We researched the state of the art of Solidity static analyzers like Slither from Trail of Bits and Mythril from Consensys. One common issue with static analysis tools is the output, which is normally filled with false positives that should be filtered by an expert and it is time consuming. As a cybersecurity company we have been following CodeQL from the beginning, and we are happy to share these insights for the community. Our project is active and will be available soon. If you are a crypto skeptic jump to the end.
CodeQL is a powerful semantic code analysis engine that allows you to query codebases for vulnerabilities and bugs. It is available for free for both research purposes and open source projects. CodeQL is a sibling of Datalog, and was created by Semmle who was acquired by GitHub in 2019. GitHub was previously acquired by Microsoft who keep it as an independent entity.
The CodeQL approach to Static Analysis is very promising for security tooling, as detectors are modular, easy to write and maintain, and edge cases found may be quickly incorporated into the original queries to improve accuracy and reduce false positives without the need to rethink the logic from scratch. Also, they are surprisingly fast.
This is how we built support for Solidity in codeQL:
- We used this tree-sitter grammar for Solidity (credit to Joran Honig!), as it is well maintained and mature.
- We adapted CodeQL helper generation scripts (written by the Github team for the Ruby language, as explained in this blog entry) to work with this grammar, creating a language specific database scheme and an extractor for Solidity codebases.
- To take advantage of the rich expressiveness of CodeQL and be able to write more insightful queries, we construct the following layers on top of the AST auto-generated from the Treesitter grammar:
- A user-friendly layer of abstraction to expose AST elements (e.g. function definitions, function calls, operators, etc.) with a clean, declarative interface.
- Create a CFG (Control Flow Graph) and its primitives to allow for reasoning at the control flow level.
- Support for Dataflow Analysis and Taint Analysis.
We currently have more than eight active detectors and are continuously expanding this number. We’re also actively encouraging the security community to contribute, aiming to enhance the security of the entire blockchain ecosystem.

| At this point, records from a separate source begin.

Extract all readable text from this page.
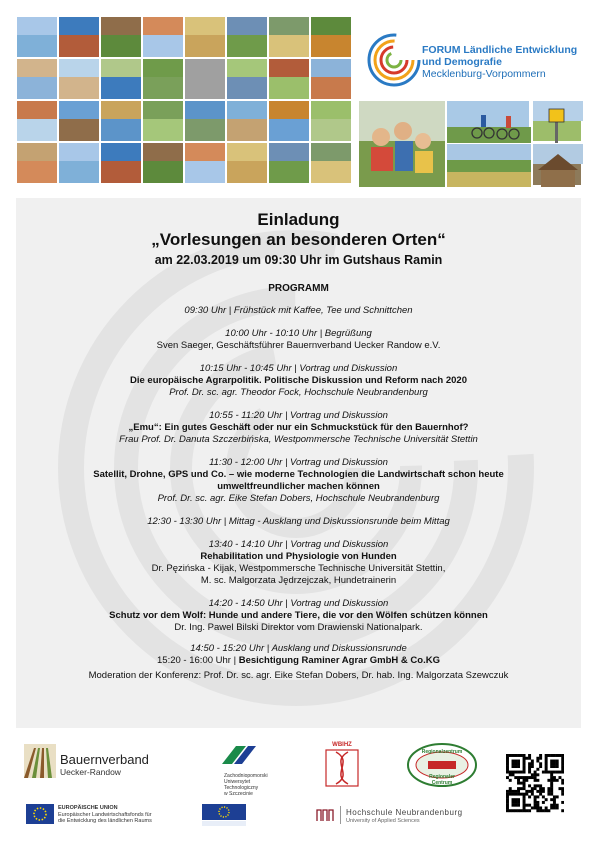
FORUM Ländliche Entwicklung
und Demografie
Mecklenburg-Vorpommern
Einladung
„Vorlesungen an besonderen Orten“
am 22.03.2019 um 09:30 Uhr im Gutshaus Ramin
PROGRAMM
09:30 Uhr | Frühstück mit Kaffee, Tee und Schnittchen
10:00 Uhr - 10:10 Uhr | Begrüßung
Sven Saeger, Geschäftsführer Bauernverband Uecker Randow e.V.
10:15 Uhr - 10:45 Uhr | Vortrag und Diskussion
Die europäische Agrarpolitik. Politische Diskussion und Reform nach 2020
Prof. Dr. sc. agr. Theodor Fock, Hochschule Neubrandenburg
10:55 - 11:20 Uhr | Vortrag und Diskussion
„Emu“: Ein gutes Geschäft oder nur ein Schmuckstück für den Bauernhof?
Frau Prof. Dr. Danuta Szczerbińska, Westpommersche Technische Universität Stettin
11:30 - 12:00 Uhr | Vortrag und Diskussion
Satellit, Drohne, GPS und Co. – wie moderne Technologien die Landwirtschaft schon heute
umweltfreundlicher machen können
Prof. Dr. sc. agr. Eike Stefan Dobers, Hochschule Neubrandenburg
12:30 - 13:30 Uhr | Mittag - Ausklang und Diskussionsrunde beim Mittag
13:40 - 14:10 Uhr | Vortrag und Diskussion
Rehabilitation und Physiologie von Hunden
Dr. Pęzińska - Kijak, Westpommersche Technische Universität Stettin,
M. sc. Malgorzata Jędrzejczak, Hundetrainerin
14:20 - 14:50 Uhr | Vortrag und Diskussion
Schutz vor dem Wolf: Hunde und andere Tiere, die vor den Wölfen schützen können
Dr. Ing. Pawel Bilski Direktor vom Drawienski Nationalpark.
14:50 - 15:20 Uhr | Ausklang und Diskussionsrunde
15:20 - 16:00 Uhr | Besichtigung Raminer Agrar GmbH & Co.KG
Moderation der Konferenz: Prof. Dr. sc. agr. Eike Stefan Dobers, Dr. hab. Ing. Malgorzata Szewczuk
Bauernverband
Uecker-Randow	Zachodniopomorski
Uniwersytet
Technologiczny
w Szczecinie
WBIHZ
Regionalzentrum
Regionaler Centrum
EUROPÄISCHE UNION
Europäischer Landwirtschaftsfonds für
die Entwicklung des ländlichen Raums
Hochschule Neubrandenburg
University of Applied Sciences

Examples of Issues with Slither
When attempting to utilize the intermediate representation, SlithIR to do dataflow analysis we encountered the following bug:
Suppose we have this Solidity snippet for a contract called PoC:
// SPDX-License-Identifier: MIT
pragma solidity ^0.8.0;
contract PoC {
constructor() {}
function bug(int256 num) external pure returns (uint256) {
uint256 res = 2;
if (num > 0){
res = 1;
} else if (num < 0) {
res = 0;
}
return res;
}
}
Running Slither on top, and outputing the SlithIR representation yields:
INFO:Printers:Contract PoC
Function PoC.constructor()
Function PoC.bug(int256)
Expression: res = 2
IRs:
res_1(uint256) := 2(uint256)
Expression: num > 0
IRs:
TMP_0(bool) = num_1 > 0
CONDITION TMP_0
Expression: res = 1
IRs:
res_2(uint256) := 1(uint256)
Expression: num < 0
IRs:
TMP_1(bool) = num_1 < 0
CONDITION TMP_1
Expression: res = 0
IRs:
res_3(uint256) := 0(uint256)
IRs:
res_4(uint256) := ϕ(['res_3', 'res_1'])
IRs:
res_5(uint256) := ϕ(['res_2', 'res_1'])
Expression: res
IRs:
RETURN res_5
Note the orphaned phi node assigned to res_4.
In simple terms, when there is any assignment to a variable declared outside of a conditional in both an IF and an ELSE block, the SSA form of the intermediate representation breaks and we get orphaned phi nodes at the end, thus making it impossible to analyze flow in this scenario. For more information, refer to this issue in the official repo.
Why Blockchain Stack Security Matters, Even for Crypto Skeptics
The particular thing about crypto cybersecurity is the closeness of money to hackers, the relatively small smart contract codebases compared to traditional software. One simple example is that if you hack a bank through their web page (without impersonating or scamming someone) you don’t access the treasury directly. In DeFi apps most hacking events means getting the TVL inside the system. A good list of hacks with their amount is available at https://rekt.news/es/leaderboard/. We can have the position of completely dismiss the Web3 world or take into account that Web3 is a good playground, specially for extrapolating the research in this space to practices in the traditional software world.